During the mud and rain and kamikaze attacks and bombardment of the Battle of Okinawa, my father kept his sanity by building a house in his head. Whether stuck in a shelter, or batting bugs away from the light in his tent--he was sketching out plans for the little house he hoped to build, with my mother, "when the war is over."
He was a lucky man. He survived to fulfill that dream. And I've been lucky too: sorting through his memories here, I've grown to understand more about his, and my own, emotional ties to the land where he was able to find peace after the war.
The log my father kept of the hours he spent building his first house.
When Dad died, I found an old, battered green notebook in the top drawer of his dresser. It was a log of the hours he spent building his first Los Altos home. I had never seen the notebook before. He never showed it to me. I never knew it existed. But it must have meant a lot to him, since he kept it near him for sixty-two years.

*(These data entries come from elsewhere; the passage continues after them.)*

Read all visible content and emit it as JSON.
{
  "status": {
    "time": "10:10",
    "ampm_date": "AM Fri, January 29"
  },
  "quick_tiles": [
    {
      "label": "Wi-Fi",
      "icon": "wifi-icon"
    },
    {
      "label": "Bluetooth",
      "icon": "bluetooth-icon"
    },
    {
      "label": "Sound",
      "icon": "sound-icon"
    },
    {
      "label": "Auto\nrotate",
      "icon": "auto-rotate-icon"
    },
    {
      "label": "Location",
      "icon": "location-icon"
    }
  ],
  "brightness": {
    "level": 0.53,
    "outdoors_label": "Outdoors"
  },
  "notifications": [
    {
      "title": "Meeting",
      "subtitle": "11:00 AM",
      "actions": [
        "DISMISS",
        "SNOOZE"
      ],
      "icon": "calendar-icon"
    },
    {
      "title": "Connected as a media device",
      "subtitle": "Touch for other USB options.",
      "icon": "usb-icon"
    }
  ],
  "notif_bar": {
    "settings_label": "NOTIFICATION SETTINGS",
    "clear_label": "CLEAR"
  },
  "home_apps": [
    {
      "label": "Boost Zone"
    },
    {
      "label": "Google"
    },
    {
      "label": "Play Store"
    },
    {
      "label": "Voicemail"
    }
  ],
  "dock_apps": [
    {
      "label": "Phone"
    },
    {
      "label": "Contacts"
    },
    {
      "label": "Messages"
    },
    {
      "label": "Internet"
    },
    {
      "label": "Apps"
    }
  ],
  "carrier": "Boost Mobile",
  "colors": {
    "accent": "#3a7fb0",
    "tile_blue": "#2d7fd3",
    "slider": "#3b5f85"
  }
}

Dad's construction log on his first house.
He built that house on weekends while he worked full-time at an engineering job during the week. It took him almost two years to get a house that way. But he never minded hard work. And thrift was a way of life for him.
I love this photo of the house Dad built. You can see the house is of redwood--designed to resist termites and last a long, long time. At lower left, my father's shadow--which could not be more appropriate.
I realize that the people who move to this region today, in this land of the perfect climate between San Francisco Bay and the Pacific, are almost all very well off . They have difficulty relating to me when I talk about my father and his self-built house. How can they know how lucky a man felt--just to be alive after what he had seen in the war? How much luckier, still, he felt, to have this chance to own his own home? How little he cared for the sore muscles and the weekends of work?
My father even notes when my mother helped and her father helped out on the project.
The history of the region, the beauties of its agriculture, the hard-working men and women who arrived here after World War II--these are not part of the context for most of the current residents of what is now known as Silicon Valley. Its attractions, today, are its excellent schools and its desirable zip codes.
That's me in my father's arms with Sis holding onto my gown as we all pose in front of one of the apricot trees Dad didn't cut down when he landscaped our front yard. Cut it down? Why, then there would have been no pies!
I understand all this. Just as I also understand that my own family's history will always be part of the context for me. We lived here as the region was transforming itself--from orchards to towns, and from towns to the high tech world of Silicon Valley.
Perhaps by writing about its recent past, I can help others to see it as I do.
For, as I learned from my father's little green notebook, what we preserve says everything about who we are. A notebook. A heritage orchard. Open space. Mountain views.
These are all important legacies. All worth preserving. All worth sharing with generations yet to come.
That's 369 total hours of work that built a house. Since Dad saved the log the rest of his life, it must have meant, to him, many hours of happy memories.